17th Chief of the Staff
- In office 1987–1991
- General: Eva Burrows
- Preceded by: Caughey Gauntlett
- Succeeded by: Bramwell Tillsley

Personal details
- Born: Ronald Albert Cox 1925 Canterbury, England
- Died: 1995 (aged 69–70)
- Relations: Andre Cox (son)

Military service
- Branch/service: Royal Navy

= Ron Cox (Salvation Army officer) =

Salvation Army officer

Ron Cox (1925–1995) was an English minister and Salvation Army officer who served as the 17th Chief of the Staff of The Salvation Army from 1987 to 1991 under General Eva Burrows.

==Personal life==

Ronald Cox was born in Canterbury, England. Before joining the Salvation Army, he served in the Royal Navy. He married Hilda Chevalley, a native of Switzerland. Cox's son, Andre Cox, later became the 24th Chief of the Staff of The Salvation Army and the 20th General of the Salvation Army.

==Career==

Cox was commissioned as a Salvation Army officer in 1948. He served various corps officer appointments in the United Kingdom before being transferred to Rhodesia (now Zimbabwe). There, he served in various positions, including an assistant at the Howard Institute. Cox later transferred to Switzerland, then back to England at the International Headquarters of The Salvation Army where he served as the under secretary for the Army's operations in Africa. Later, Cox returned to Rhodesia with the rank of lieutenant colonel.

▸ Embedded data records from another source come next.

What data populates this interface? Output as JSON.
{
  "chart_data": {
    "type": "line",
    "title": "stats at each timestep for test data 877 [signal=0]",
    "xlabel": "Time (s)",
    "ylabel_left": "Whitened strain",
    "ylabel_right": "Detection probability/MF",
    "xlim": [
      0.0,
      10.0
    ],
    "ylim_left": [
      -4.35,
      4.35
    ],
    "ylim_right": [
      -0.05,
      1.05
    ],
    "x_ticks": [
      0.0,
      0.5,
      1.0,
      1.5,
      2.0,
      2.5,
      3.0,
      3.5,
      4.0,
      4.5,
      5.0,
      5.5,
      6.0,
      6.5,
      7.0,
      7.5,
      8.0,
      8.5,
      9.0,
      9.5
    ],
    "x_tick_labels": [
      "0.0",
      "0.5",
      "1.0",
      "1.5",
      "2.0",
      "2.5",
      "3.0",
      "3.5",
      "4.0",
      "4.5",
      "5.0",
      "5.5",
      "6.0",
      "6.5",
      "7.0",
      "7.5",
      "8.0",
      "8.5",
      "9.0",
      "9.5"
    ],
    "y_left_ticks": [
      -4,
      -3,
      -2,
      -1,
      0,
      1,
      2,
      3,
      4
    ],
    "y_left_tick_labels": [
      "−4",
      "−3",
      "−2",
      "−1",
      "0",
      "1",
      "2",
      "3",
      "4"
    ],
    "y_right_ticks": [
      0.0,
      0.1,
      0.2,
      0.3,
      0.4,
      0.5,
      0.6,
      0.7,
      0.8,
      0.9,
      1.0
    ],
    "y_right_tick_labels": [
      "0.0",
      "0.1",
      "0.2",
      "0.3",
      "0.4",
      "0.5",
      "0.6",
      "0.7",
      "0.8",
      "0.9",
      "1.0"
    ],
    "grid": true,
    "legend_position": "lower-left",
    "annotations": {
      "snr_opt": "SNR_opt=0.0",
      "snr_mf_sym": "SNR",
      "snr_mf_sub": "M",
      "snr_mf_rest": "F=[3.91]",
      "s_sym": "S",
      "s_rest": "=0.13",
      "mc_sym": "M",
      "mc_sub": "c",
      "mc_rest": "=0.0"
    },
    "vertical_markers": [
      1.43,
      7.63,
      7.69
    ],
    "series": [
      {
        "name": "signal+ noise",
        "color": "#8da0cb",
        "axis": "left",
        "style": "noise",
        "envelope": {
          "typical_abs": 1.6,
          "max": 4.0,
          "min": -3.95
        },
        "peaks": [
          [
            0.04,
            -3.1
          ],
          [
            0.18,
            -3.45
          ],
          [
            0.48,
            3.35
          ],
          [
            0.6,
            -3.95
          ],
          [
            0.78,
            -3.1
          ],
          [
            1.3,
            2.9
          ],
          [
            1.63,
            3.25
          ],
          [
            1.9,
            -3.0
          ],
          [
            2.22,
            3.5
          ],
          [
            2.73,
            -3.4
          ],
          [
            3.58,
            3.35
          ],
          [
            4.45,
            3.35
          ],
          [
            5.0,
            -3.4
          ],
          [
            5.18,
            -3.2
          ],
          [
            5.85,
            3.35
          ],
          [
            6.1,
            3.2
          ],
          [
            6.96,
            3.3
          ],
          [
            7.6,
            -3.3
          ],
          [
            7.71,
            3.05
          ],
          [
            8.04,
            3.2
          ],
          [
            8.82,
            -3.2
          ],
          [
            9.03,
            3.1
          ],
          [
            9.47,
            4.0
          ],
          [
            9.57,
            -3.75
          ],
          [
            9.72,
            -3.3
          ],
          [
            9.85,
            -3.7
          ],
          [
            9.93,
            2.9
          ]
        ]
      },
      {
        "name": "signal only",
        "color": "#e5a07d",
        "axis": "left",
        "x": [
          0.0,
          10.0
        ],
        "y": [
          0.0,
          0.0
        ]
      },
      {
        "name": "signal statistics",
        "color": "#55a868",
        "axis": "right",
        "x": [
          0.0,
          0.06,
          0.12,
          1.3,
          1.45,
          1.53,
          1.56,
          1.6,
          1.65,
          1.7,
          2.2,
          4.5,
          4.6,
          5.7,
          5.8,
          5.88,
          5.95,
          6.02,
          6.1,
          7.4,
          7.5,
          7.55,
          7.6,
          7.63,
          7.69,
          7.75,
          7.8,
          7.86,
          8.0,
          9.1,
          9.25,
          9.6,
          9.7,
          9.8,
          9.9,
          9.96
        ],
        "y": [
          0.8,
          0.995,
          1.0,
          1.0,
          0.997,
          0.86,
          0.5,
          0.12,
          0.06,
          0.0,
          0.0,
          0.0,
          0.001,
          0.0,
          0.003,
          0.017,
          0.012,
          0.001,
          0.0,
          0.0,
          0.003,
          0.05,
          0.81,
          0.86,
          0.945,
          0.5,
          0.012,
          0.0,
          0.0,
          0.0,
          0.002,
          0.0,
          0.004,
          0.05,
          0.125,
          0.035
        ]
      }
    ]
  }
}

In 1977, Cox was promoted to colonel and transferred to the Netherlands where he served as chief secretary. In 1981, he was promoted to commissioner and became the territorial commander for the Salvation Army's Netherlands and France territory. In 1987, he returned to England after he was appointed by General Eva Burrows to become the 17th Chief of the Staff of The Salvation Army, a position which he held until his retirement in 1991.